To many opponents, the idea of opening the Tongass to new development is particularly vexing because they see it as sacrificing an immensely valuable forest to prop up an industry in steep decline. Timber accounted for just 354 jobs in southeast Alaska in 2017, a 90 percent reduction over 25 years. It’s miniscule compared with the tourism and seafood sectors, which provide thousands of jobs and could suffer if the state-specific Roadless Rule eliminates protections. Dawson says she’s particularly worried about what will happen to the remaining cedars and Sitka spruces on Prince of Wales Island if loggers gain new access to the Tongass. Most of the island’s old growth has been cut, but what's left is close enough to existing infrastructure—including the only large mill left in the region—to be economically viable.

The Forest Service plans to issue a draft environmental impact statement for the state Roadless Rule this summer, opening up another period for the public to provide input before the final rule, expected about a year later. The draft document will give everyone a clearer picture of how the agency envisions a state Roadless Rule, allowing the public to make more specific comments about potential changes on the table. That timeline would create a new rule before the end of the current administration, but Congress could still intervene. Democratic Senators Maria Cantwell and Patty Murray of Washington last year introduced a bill to permanently protect the 58.5 million acres covered by the rule in 39 states. Although it didn't pass, similar legislation is expected soon.

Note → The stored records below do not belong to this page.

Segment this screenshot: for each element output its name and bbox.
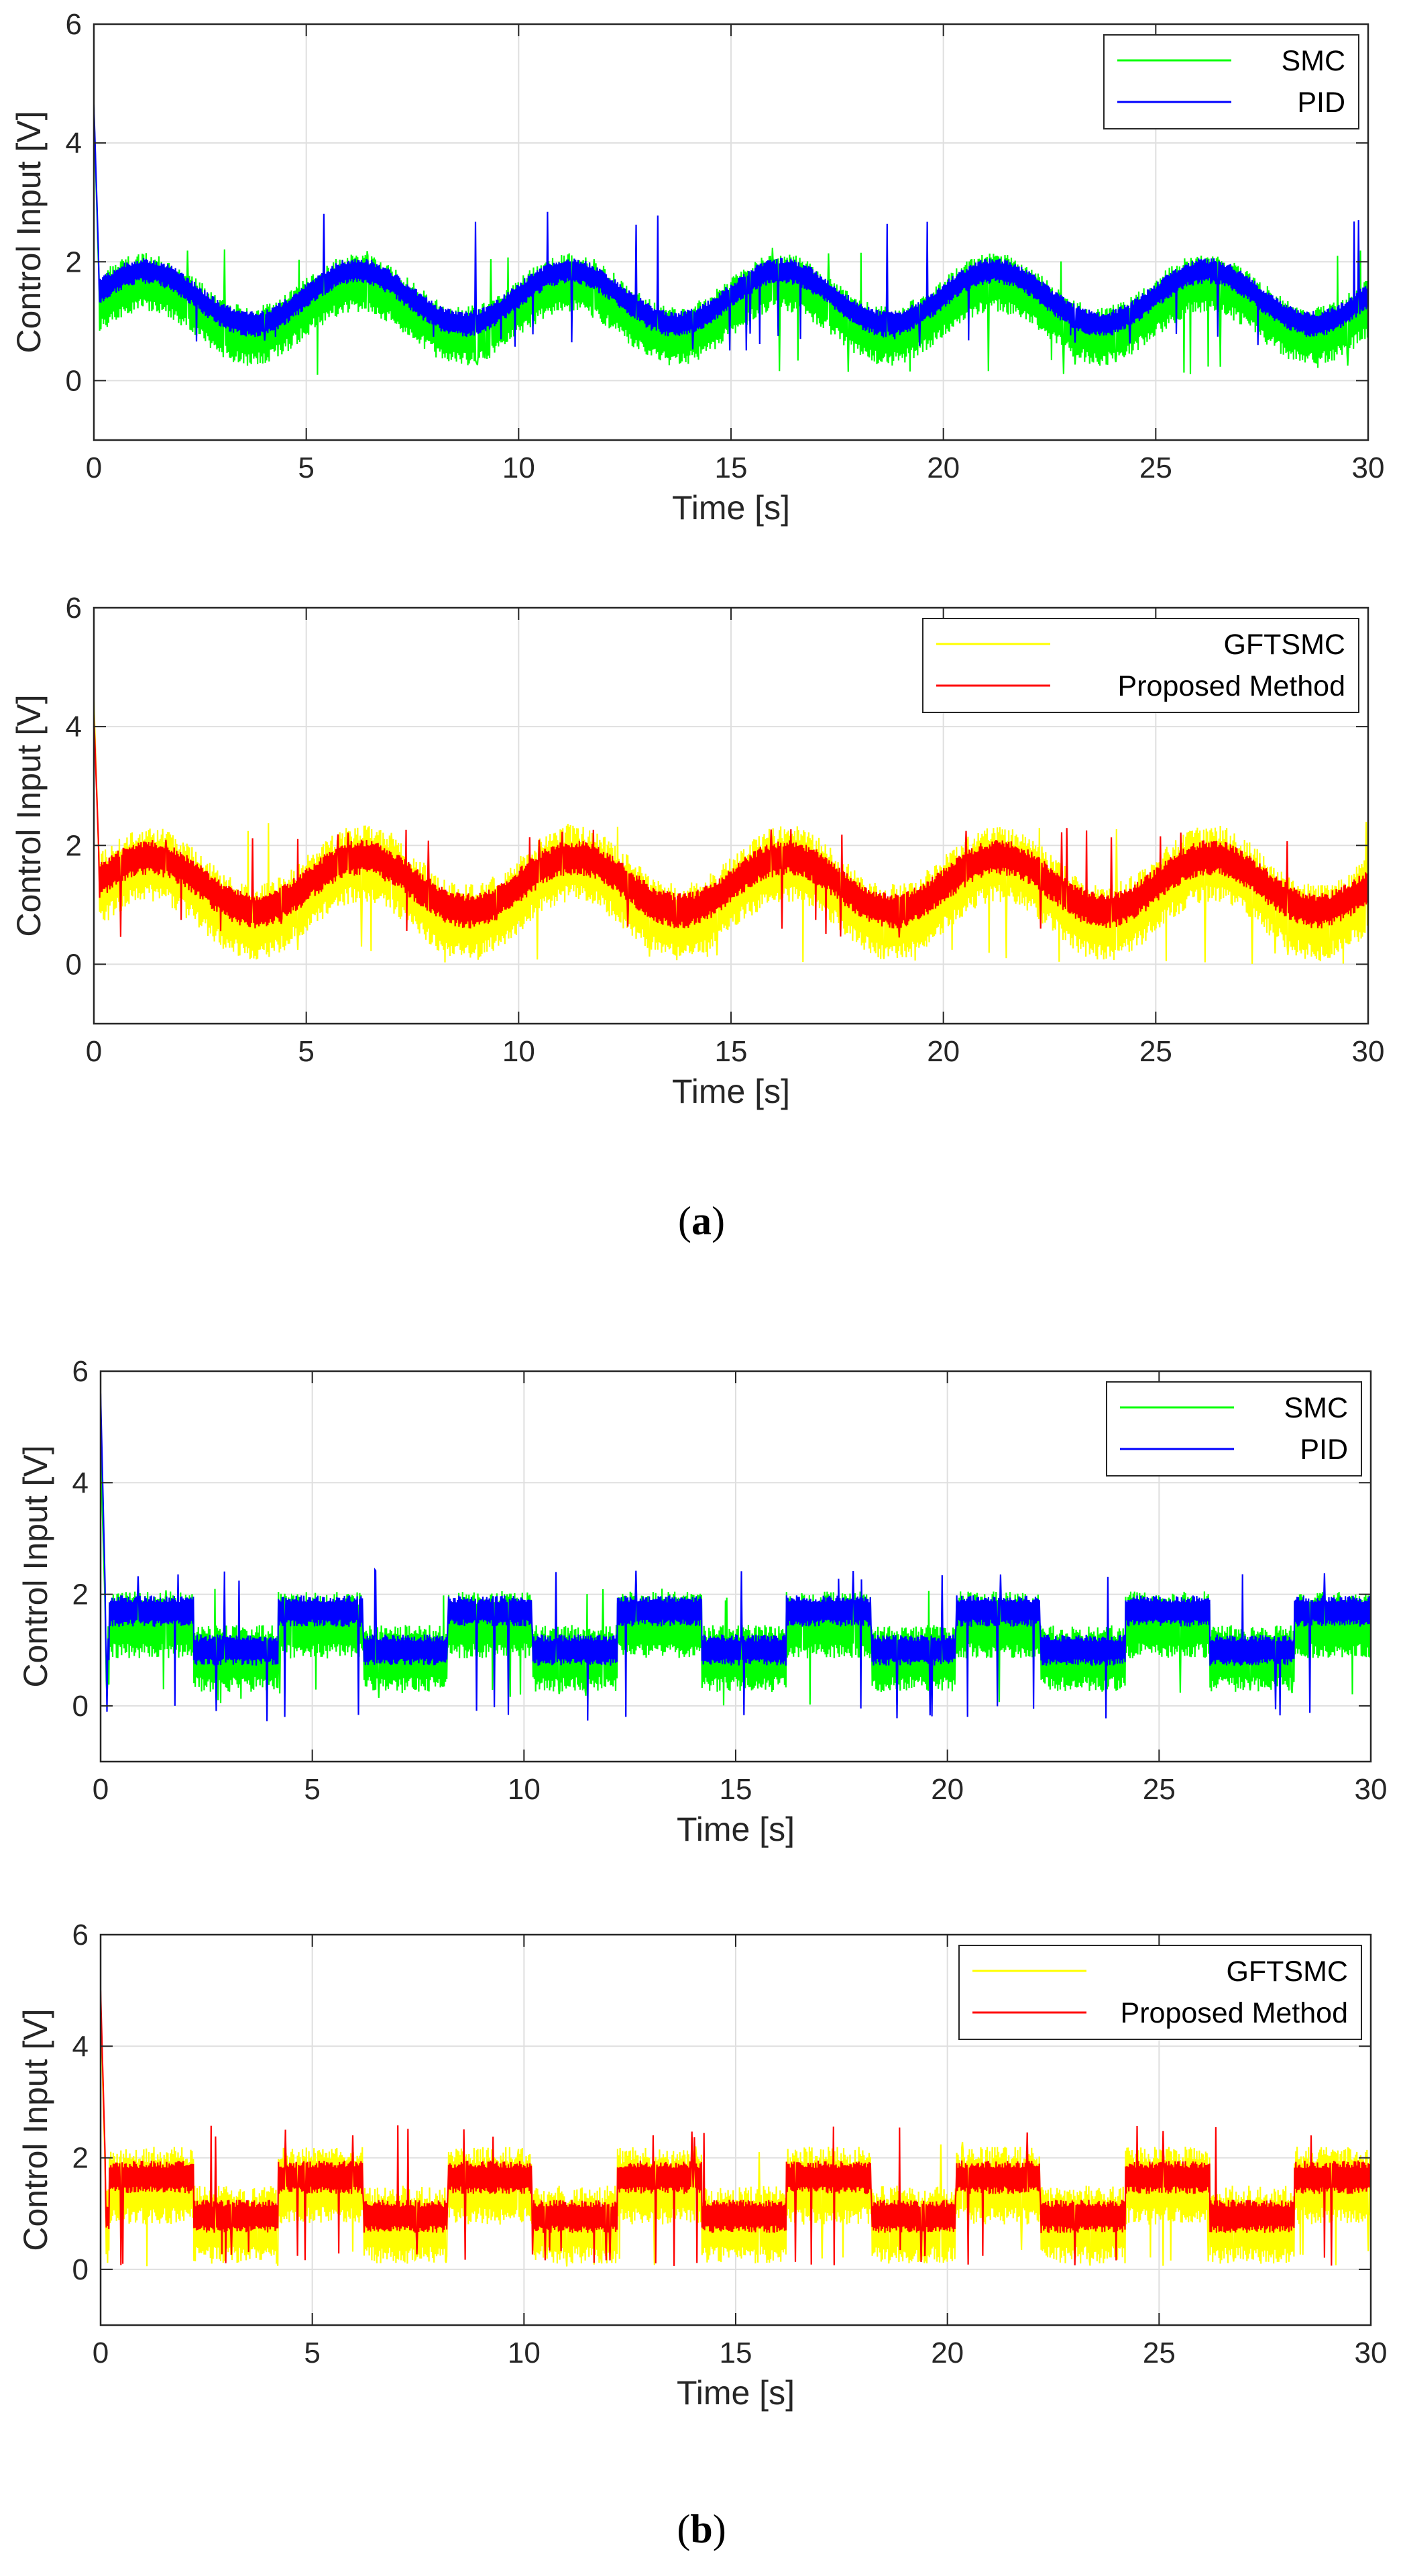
x-tick-label: 5	[304, 2337, 320, 2369]
x-tick-label: 0	[93, 1773, 109, 1806]
x-tick-label: 15	[715, 451, 748, 484]
legend-box	[958, 1945, 1362, 2040]
legend: GFTSMC Proposed Method	[958, 1945, 1362, 2040]
y-tick-label: 0	[66, 948, 82, 981]
legend-box	[922, 618, 1359, 713]
y-tick-label: 6	[72, 1355, 89, 1388]
legend-box	[1103, 34, 1359, 129]
series-line-smc	[94, 107, 1368, 375]
x-tick-label: 25	[1139, 1035, 1172, 1068]
x-axis-label: Time [s]	[677, 1811, 795, 1848]
y-axis-label: Control Input [V]	[10, 694, 48, 936]
y-axis-label: Control Input [V]	[17, 1445, 54, 1687]
chart-panel-a-top: 0 5 10 15 20 25 30 0 2 4 6 Time [s] Control Input [V…	[10, 8, 1384, 527]
y-tick-label: 6	[72, 1919, 89, 1951]
y-tick-label: 2	[72, 1578, 89, 1611]
caption-a: (a)	[678, 1199, 725, 1243]
legend-entry: Proposed Method	[1118, 670, 1345, 702]
chart-panel-b-top: 0 5 10 15 20 25 30 0 2 4 6 Time [s] Control Input [V…	[17, 1355, 1387, 1848]
chart-panel-a-bottom: 0 5 10 15 20 25 30 0 2 4 6 Time [s] Control Input [V…	[10, 592, 1384, 1110]
legend-entry: GFTSMC	[1223, 629, 1345, 661]
y-tick-label: 2	[66, 246, 82, 278]
x-tick-label: 30	[1355, 2337, 1388, 2369]
y-tick-label: 2	[66, 829, 82, 862]
x-axis-label: Time [s]	[672, 489, 790, 527]
x-tick-label: 30	[1352, 1035, 1385, 1068]
y-axis-label: Control Input [V]	[17, 2008, 54, 2251]
series-line-smc	[101, 1449, 1371, 1706]
x-tick-label: 0	[93, 2337, 109, 2369]
legend-entry: PID	[1300, 1434, 1348, 1466]
x-tick-label: 10	[508, 2337, 541, 2369]
x-tick-label: 25	[1143, 1773, 1176, 1806]
series-line-pid	[94, 104, 1368, 351]
x-tick-label: 30	[1355, 1773, 1388, 1806]
caption-b: (b)	[677, 2507, 726, 2551]
y-axis-label: Control Input [V]	[10, 111, 48, 353]
legend-entry: SMC	[1284, 1392, 1348, 1424]
x-tick-label: 5	[298, 1035, 314, 1068]
x-tick-label: 10	[502, 1035, 535, 1068]
x-tick-label: 20	[927, 451, 960, 484]
y-tick-label: 0	[72, 2253, 89, 2286]
x-tick-label: 20	[927, 1035, 960, 1068]
x-tick-label: 5	[298, 451, 314, 484]
y-tick-label: 4	[66, 710, 82, 743]
x-tick-label: 10	[502, 451, 535, 484]
y-tick-label: 0	[72, 1690, 89, 1723]
x-tick-label: 15	[715, 1035, 748, 1068]
legend-entry: Proposed Method	[1121, 1997, 1348, 2029]
y-tick-label: 6	[66, 8, 82, 41]
x-tick-label: 0	[86, 1035, 102, 1068]
x-tick-label: 10	[508, 1773, 541, 1806]
series-line-gftsmc	[101, 2007, 1371, 2267]
x-axis-label: Time [s]	[672, 1073, 790, 1110]
y-tick-label: 4	[66, 127, 82, 160]
x-tick-label: 25	[1139, 451, 1172, 484]
legend: SMC PID	[1106, 1381, 1362, 1477]
x-tick-label: 20	[931, 2337, 964, 2369]
y-tick-label: 0	[66, 364, 82, 397]
legend-entry: SMC	[1281, 45, 1345, 77]
y-tick-label: 2	[72, 2142, 89, 2175]
x-axis-label: Time [s]	[677, 2374, 795, 2412]
x-tick-label: 25	[1143, 2337, 1176, 2369]
legend-entry: GFTSMC	[1226, 1955, 1348, 1988]
series-line-proposed-method	[101, 1990, 1371, 2266]
x-tick-label: 15	[720, 2337, 752, 2369]
legend-box	[1106, 1381, 1362, 1477]
legend-entry: PID	[1297, 87, 1345, 119]
series-line-pid	[101, 1393, 1371, 1721]
x-tick-label: 20	[931, 1773, 964, 1806]
y-tick-label: 4	[72, 1466, 89, 1499]
x-tick-label: 15	[720, 1773, 752, 1806]
x-tick-label: 0	[86, 451, 102, 484]
y-tick-label: 4	[72, 2030, 89, 2063]
legend: SMC PID	[1103, 34, 1359, 129]
y-tick-label: 6	[66, 592, 82, 625]
series-line-proposed-method	[94, 714, 1368, 938]
legend: GFTSMC Proposed Method	[922, 618, 1359, 713]
x-tick-label: 30	[1352, 451, 1385, 484]
chart-panel-b-bottom: 0 5 10 15 20 25 30 0 2 4 6 Time [s] Control Input [V…	[17, 1919, 1387, 2412]
x-tick-label: 5	[304, 1773, 320, 1806]
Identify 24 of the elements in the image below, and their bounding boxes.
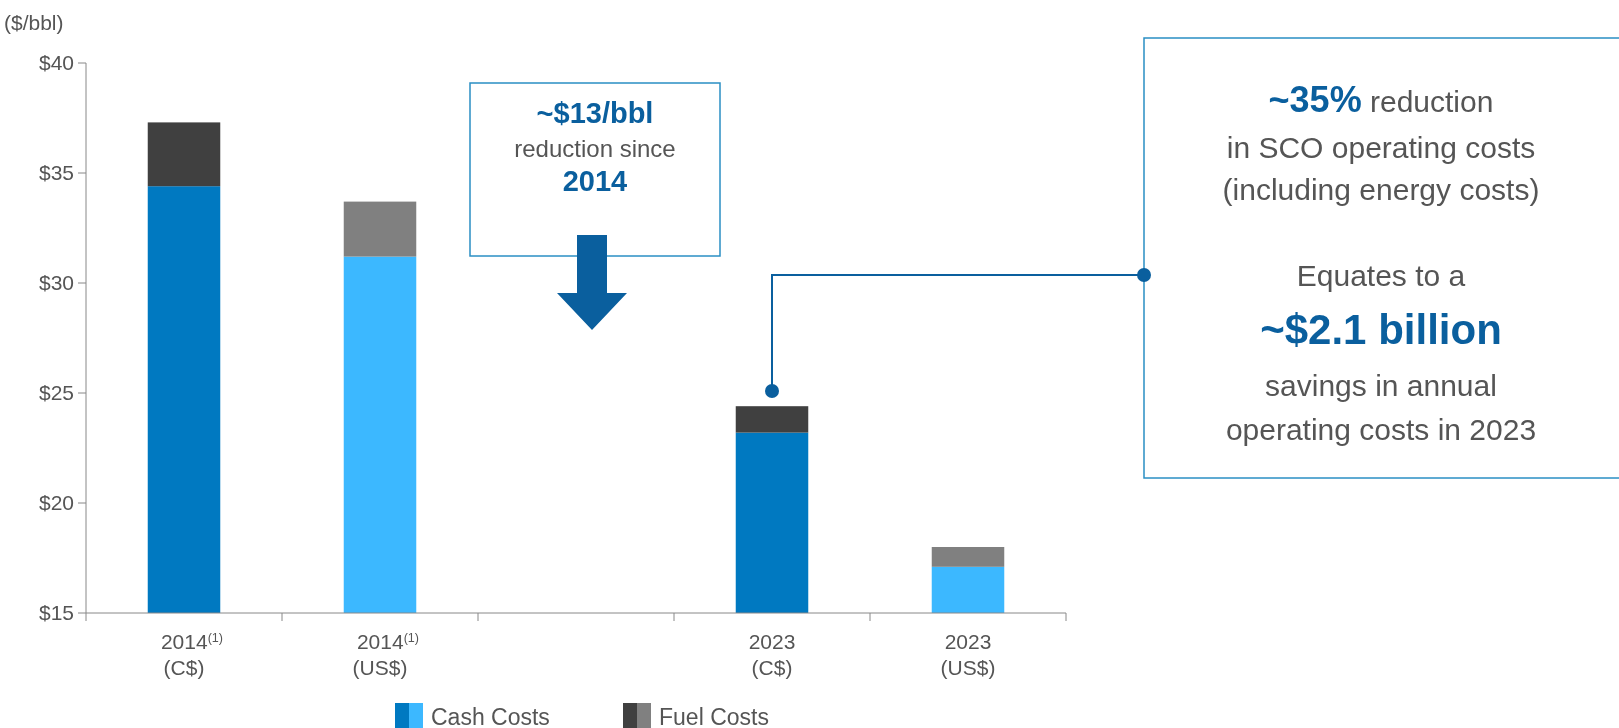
text: ~35% reduction in SCO operating costs (including energy costs): [1222, 79, 1540, 206]
bar: [343, 201, 417, 257]
bar: [147, 186, 221, 613]
legend-label: Cash Costs: [431, 704, 550, 728]
x-tick-label: 2014$^{(1)}$ (C$): [160, 630, 224, 679]
x-tick-label: 2023 (US$): [940, 630, 996, 679]
bar: [931, 547, 1005, 567]
x-tick-label: 2014$^{(1)}$ (US$): [352, 630, 420, 679]
bar: [931, 566, 1005, 613]
y-tick-label: $40: [38, 51, 74, 74]
y-tick-label: $30: [38, 271, 74, 294]
annotation: ~$13/bbl reduction since 2014: [514, 97, 676, 197]
y-tick-label: $15: [38, 601, 74, 624]
text: Equates to a ~$2.1 billion savings in annual operating costs in 2023: [1225, 259, 1537, 446]
bar: [735, 406, 809, 433]
y-tick-label: $25: [38, 381, 74, 404]
x-tick-label: 2023 (C$): [748, 630, 796, 679]
y-axis-title: ($/bbl): [4, 11, 64, 34]
legend-label: Fuel Costs: [659, 704, 769, 728]
bar: [735, 432, 809, 613]
bar: [343, 256, 417, 613]
y-tick-label: $20: [38, 491, 74, 514]
y-tick-label: $35: [38, 161, 74, 184]
bar: [147, 122, 221, 187]
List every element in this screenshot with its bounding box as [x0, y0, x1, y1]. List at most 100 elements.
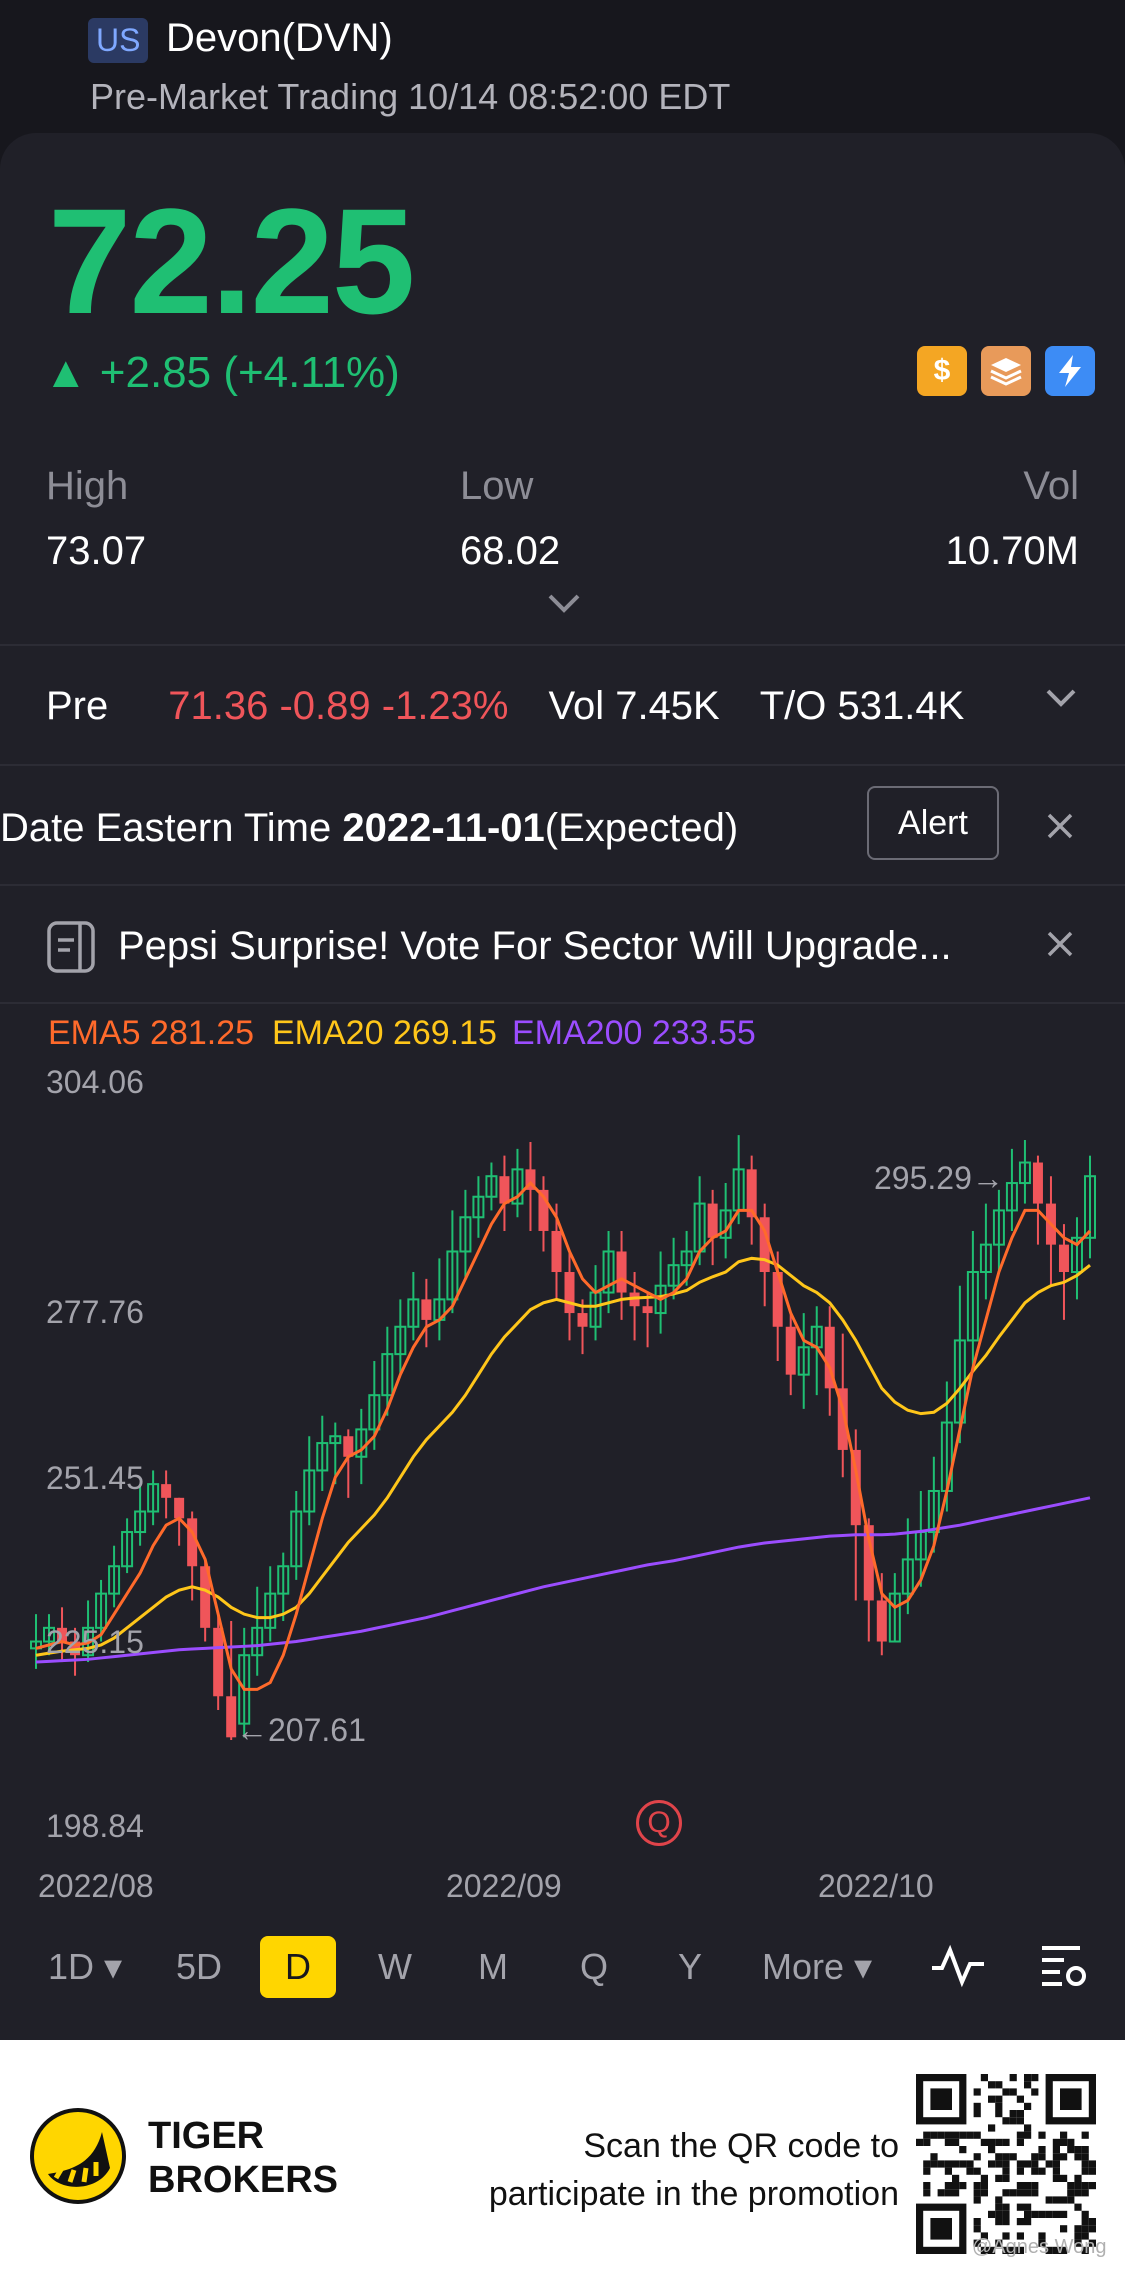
period-year[interactable]: Y — [678, 1946, 703, 1987]
qr-module — [995, 2203, 1003, 2211]
qr-module — [995, 2160, 1003, 2168]
qr-module — [1088, 2239, 1096, 2247]
brand-line2: BROKERS — [148, 2159, 339, 2201]
qr-module — [1088, 2218, 1096, 2226]
qr-module — [1002, 2210, 1010, 2218]
qr-module — [1016, 2232, 1024, 2240]
candle-body — [277, 1565, 290, 1595]
ema20-line — [35, 1256, 1091, 1657]
period-5d[interactable]: 5D — [176, 1946, 223, 1987]
chart-settings-icon[interactable] — [1040, 1942, 1090, 1990]
qr-module — [1016, 2203, 1024, 2211]
qr-module — [1060, 2225, 1068, 2233]
qr-module — [1052, 2210, 1060, 2218]
qr-module — [1074, 2146, 1082, 2154]
qr-module — [959, 2146, 967, 2154]
period-1d[interactable]: 1D ▾ — [48, 1946, 123, 1987]
close-icon[interactable] — [1046, 930, 1074, 958]
qr-module — [1002, 2160, 1010, 2168]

Dawson says it’s unfortunate that the next comment period will come during the busy fishing and guiding season for many people who make a living from the state’s natural resources. But if the strong response so far is any indication, southeast Alaskans and others who want to see Tongass remain untouched may well find time to speak up.

Correction: Due to an editing error, an earlier version of this story incorrectly described the Marbled Murrelet as federally threatened in the Tongass. The federal government considers it threatened in California, Oregon, and Washington, but not Alaska.